Last October, GSK paid $85 million upfront to Empirico for the rights to a siRNA oligonuceleotide dubbed EMP-012 that’s already in a phase 1 study for chronic obstructive pulmonary disease.

Kaivan Khavandi, head of respiratory, immunology and inflammation R&D at GSK, said that SiranBio’s SA030 would “benefit from GSK’s extensive expertise in oligonucleotide therapeutics.” 

“Cardiometabolic disease is the leading cause of death in most patients with chronic inflammatory conditions affecting the liver, lung and kidney,” Khavandi continued. “This risk is driven by multiple factors, so novel complementary approaches are urgently needed.” 
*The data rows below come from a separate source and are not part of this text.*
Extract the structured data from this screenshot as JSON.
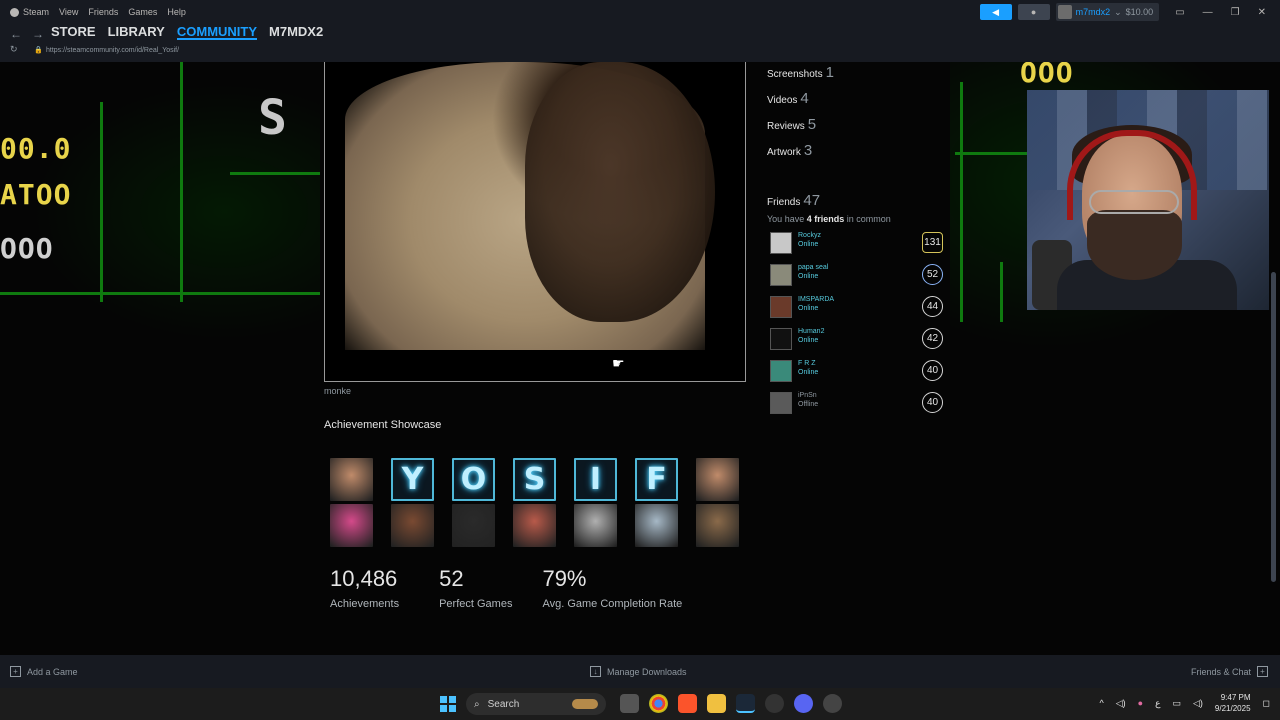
{
  "menubar": {
    "items": [
      "Steam",
      "View",
      "Friends",
      "Games",
      "Help"
    ],
    "account_name": "m7mdx2",
    "balance": "$10.00"
  },
  "nav": {
    "tabs": [
      "STORE",
      "LIBRARY",
      "COMMUNITY",
      "M7MDX2"
    ],
    "active_tab": "COMMUNITY",
    "url": "https://steamcommunity.com/id/Real_Yosif/"
  },
  "artwork": {
    "caption": "monke"
  },
  "showcase": {
    "title": "Achievement Showcase",
    "row1": [
      {
        "type": "photo",
        "label": "",
        "color": "#c08b6a"
      },
      {
        "type": "neon",
        "label": "Y"
      },
      {
        "type": "neon",
        "label": "O"
      },
      {
        "type": "neon",
        "label": "S"
      },
      {
        "type": "neon",
        "label": "I"
      },
      {
        "type": "neon",
        "label": "F"
      },
      {
        "type": "photo",
        "label": "",
        "color": "#c08b6a"
      }
    ],
    "row2": [
      {
        "type": "photo",
        "color": "#d44a8a"
      },
      {
        "type": "photo",
        "color": "#7a4a32"
      },
      {
        "type": "photo",
        "color": "#2a2a2a"
      },
      {
        "type": "photo",
        "color": "#b85a4a"
      },
      {
        "type": "photo",
        "color": "#b0b0b0"
      },
      {
        "type": "photo",
        "color": "#a6b8c6"
      },
      {
        "type": "photo",
        "color": "#8a6a4a"
      }
    ],
    "stats": [
      {
        "num": "10,486",
        "label": "Achievements"
      },
      {
        "num": "52",
        "label": "Perfect Games"
      },
      {
        "num": "79%",
        "label": "Avg. Game Completion Rate"
      }
    ]
  },
  "sidebar": {
    "counts": [
      {
        "label": "Screenshots",
        "count": "1"
      },
      {
        "label": "Videos",
        "count": "4"
      },
      {
        "label": "Reviews",
        "count": "5"
      },
      {
        "label": "Artwork",
        "count": "3"
      }
    ],
    "friends_label": "Friends",
    "friends_count": "47",
    "common_prefix": "You have",
    "common_count": "4 friends",
    "common_suffix": "in common",
    "friends": [
      {
        "name": "Rockyz",
        "status": "Online",
        "level": "131",
        "avatar_color": "#c8c8c8"
      },
      {
        "name": "papa seal",
        "status": "Online",
        "level": "52",
        "avatar_color": "#8a8a7a"
      },
      {
        "name": "IMSPARDA",
        "status": "Online",
        "level": "44",
        "avatar_color": "#6a3a2a"
      },
      {
        "name": "Human2",
        "status": "Online",
        "level": "42",
        "avatar_color": "#111111"
      },
      {
        "name": "F R Z",
        "status": "Online",
        "level": "40",
        "avatar_color": "#3a8a7a"
      },
      {
        "name": "iPnSn",
        "status": "Offline",
        "level": "40",
        "avatar_color": "#5a5a5a"
      }
    ]
  },
  "bottombar": {
    "add_game": "Add a Game",
    "manage_downloads": "Manage Downloads",
    "friends_chat": "Friends & Chat"
  },
  "taskbar": {
    "search_placeholder": "Search",
    "time": "9:47 PM",
    "date": "9/21/2025",
    "lang": "ع"
  }
}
“SA030 builds on our emerging pipeline targeting inflammation, fibrosis and vascular drivers of disease, and may help improve outcomes for patients,” Khavandi added.

As an oligonucleotide, SA030 has a distinct mechanism from the current crop of GLP-adjacent drugs being developed to treat obesity. It means GSK is hoping that SA030 could also open up the possibility of combination regimens with other weight loss or diabetes treatments.

GSK has been avoiding the Big Pharma arms race to get weight loss drugs to market. Instead, the London-based drugmaker’s strategy has been focused on the cardiometabolic diseases associated with obesity. As well as the deal with Arrowhead, this has also involved paying $1.2 billion upfront a year ago for Boston Pharmaceuticals’ late-stage liver disease candidate.